TeenAndTween · 25/11/2013 20:35

another suggestion for stay at home and invite people to visit you

tumbletumble · 25/11/2013 20:47

I think YANBU if DH agrees. But also agree with everyone else that now I have DC of my own, I prefer to host rather than travel, so don't forget to think about that when you plan the rotation.

IncognitoBurrito · 25/11/2013 20:53

Sorry about late response, protracted rocking baby to sleep (that's another thread!)

Hummm, you make a good point about us having Christmas at ours. I may broach that with DH for years to come.

MIL only has dining chairs and doesn't flush the loo because of Extreme Economy. She waters her plants with toothbrushing water, only flushes every third go, has not a stick of comfy furniture, and didn't even put the heating on when we went round with DS when he was 3 weeks old in late December. I have to take chocolate bars round because I'm always starving after the meagre lunches. She used to be hard up as a single mum, but not so much now.

Fair point about it not being 'fair'- that is a bit juvenile of me.

My parents are having MIL round this year while we're at FIL's so she won't be alone.

Yes, I think Christmas with MIL will have to be at ours. I genuinely hadn't thought of that! Thanks so much for advice!

OP posts:
mumbaisapphire · 26/11/2013 02:09

You could invite your parents every year to yours and then alternate between inviting either MIL or FIL to join you. Or are you saying that MIL will be alone if your parents don't host her on their 'off' year - hope you get what I'm trying to say! Does she really have no one else? Either way it sounds preferable to you having to do a 3-way split and your parents win every time and you don't have to endure MIL frugal hospitality.
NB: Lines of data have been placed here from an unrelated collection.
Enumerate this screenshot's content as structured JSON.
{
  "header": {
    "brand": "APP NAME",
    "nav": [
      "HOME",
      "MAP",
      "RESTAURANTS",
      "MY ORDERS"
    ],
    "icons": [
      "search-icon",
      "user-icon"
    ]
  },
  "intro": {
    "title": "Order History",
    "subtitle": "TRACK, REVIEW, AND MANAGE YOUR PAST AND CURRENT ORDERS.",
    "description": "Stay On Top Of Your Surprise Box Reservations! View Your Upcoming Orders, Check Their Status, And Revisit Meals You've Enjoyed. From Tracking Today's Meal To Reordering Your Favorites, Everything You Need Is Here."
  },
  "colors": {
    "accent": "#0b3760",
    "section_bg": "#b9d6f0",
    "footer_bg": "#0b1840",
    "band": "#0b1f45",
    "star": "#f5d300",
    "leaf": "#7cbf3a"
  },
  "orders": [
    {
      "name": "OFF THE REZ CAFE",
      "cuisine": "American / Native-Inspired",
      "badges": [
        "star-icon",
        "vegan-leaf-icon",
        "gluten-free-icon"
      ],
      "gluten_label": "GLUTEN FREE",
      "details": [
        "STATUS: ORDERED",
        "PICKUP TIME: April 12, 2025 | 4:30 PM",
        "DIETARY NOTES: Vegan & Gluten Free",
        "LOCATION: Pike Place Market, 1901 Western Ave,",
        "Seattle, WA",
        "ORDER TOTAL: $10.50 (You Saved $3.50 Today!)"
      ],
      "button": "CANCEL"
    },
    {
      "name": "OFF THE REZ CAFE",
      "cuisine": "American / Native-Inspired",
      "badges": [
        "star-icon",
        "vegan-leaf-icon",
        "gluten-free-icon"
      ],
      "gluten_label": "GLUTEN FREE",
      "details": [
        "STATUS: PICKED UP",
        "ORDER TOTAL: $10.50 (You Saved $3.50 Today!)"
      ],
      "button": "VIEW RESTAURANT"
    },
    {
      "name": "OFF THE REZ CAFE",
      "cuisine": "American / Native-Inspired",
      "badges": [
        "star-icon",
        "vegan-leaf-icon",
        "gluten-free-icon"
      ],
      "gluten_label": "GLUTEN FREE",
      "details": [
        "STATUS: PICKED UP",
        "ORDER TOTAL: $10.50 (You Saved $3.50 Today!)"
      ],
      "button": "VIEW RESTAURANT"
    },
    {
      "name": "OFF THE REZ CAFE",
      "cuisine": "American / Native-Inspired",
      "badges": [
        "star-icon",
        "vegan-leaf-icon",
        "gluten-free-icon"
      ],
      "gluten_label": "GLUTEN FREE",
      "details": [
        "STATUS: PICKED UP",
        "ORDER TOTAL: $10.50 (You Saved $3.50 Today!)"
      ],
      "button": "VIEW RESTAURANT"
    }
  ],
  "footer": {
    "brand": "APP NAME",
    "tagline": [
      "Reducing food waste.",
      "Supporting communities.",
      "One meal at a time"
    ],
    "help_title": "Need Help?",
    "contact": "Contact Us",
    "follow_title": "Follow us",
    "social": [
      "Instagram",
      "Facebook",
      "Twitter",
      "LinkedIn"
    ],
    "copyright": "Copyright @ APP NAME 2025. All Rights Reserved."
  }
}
TheRealAmandaClarke · 26/11/2013 02:36

I know it's not your problem, and you rightly want your dc to have a comfortable Christmas, and goodness knows it seems ridiculous not to flush the loo. but I feel really sorry for your mil.
I hope I am never so poor that my family won't visit me in favour of the better off relatives Sad

MiniMonty · 26/11/2013 03:00
  1. Only the Russians go in for five year plans - you are not Russia, you are a new Mum. Chill out, guilt should not be on your horizon and you need to knock this idea into DH double fast.

  2. No real issue here over Christmas - have christmas where you and your very young child feel great, safe and relaxed. DH and all other confusing or confused family members will just have to go along with it.
    Do the politics later when kids are older (all these people who want a claim on you or each other aren't suddenly moving to Alaska) - for now, just put your foot down and say "I'm doing this and this is this".

A one year old and his/her mother shouldn't be schlepping around the country for Christmas and the one liner "A child's first Christmas should be at home" can't really be argued with except by the very, very selfish...

Do Christmas this year the way that's right for you and yours, deal with family politics in years to come. The idea of going off to spend days or weeks "away" from home with a baby is nonsensical to me - and should be to all these old folks who are parents !!